The 50th anniversary of the “Bloody Sunday” march across the Edmund Pettus Bridge in Selma, Alabama, and a re-enactment in Knoxville on Sunday did more than honor a noteworthy event. Both ceremonies emphasized what the right to vote means to many Americans and what it should mean to all. The event in Selma helped gain passage of the Voting Rights Act of 1965 and now is a vital part of this nation’s legacy. Voting is a right mentioned several times in the Constitution and subsequent amendments; it is more than a privilege. Significantly, no one participating in the observances in Selma or in Knoxville last week believed that the 1965 legislation or its remembrance marked the end of the quest. Pernicious state laws requiring photo identification to vote and Supreme Court decisions weakening the 1965 law open the way to expand discrimination.

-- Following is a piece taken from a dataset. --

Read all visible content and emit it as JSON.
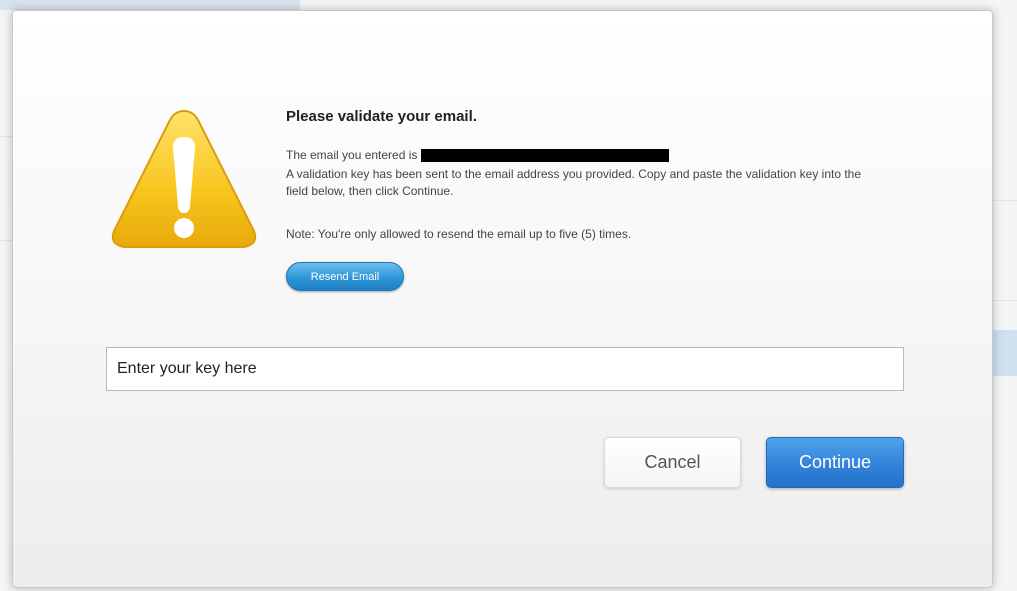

One area that has been largely overlooked is restoration of voting rights to felons in Tennessee, about half of whom are blacks in a state where they represent just 17 percent of the population. The current emphasis on voting rights offers an opportunity to look again at a heavy-handed state policy.
The Tennessee Advisory Committee to the U.S. Commission on Civil Rights reported last year that Tennessee is one of the most restrictive states for restoring the right to vote to people who have been imprisoned for felonies.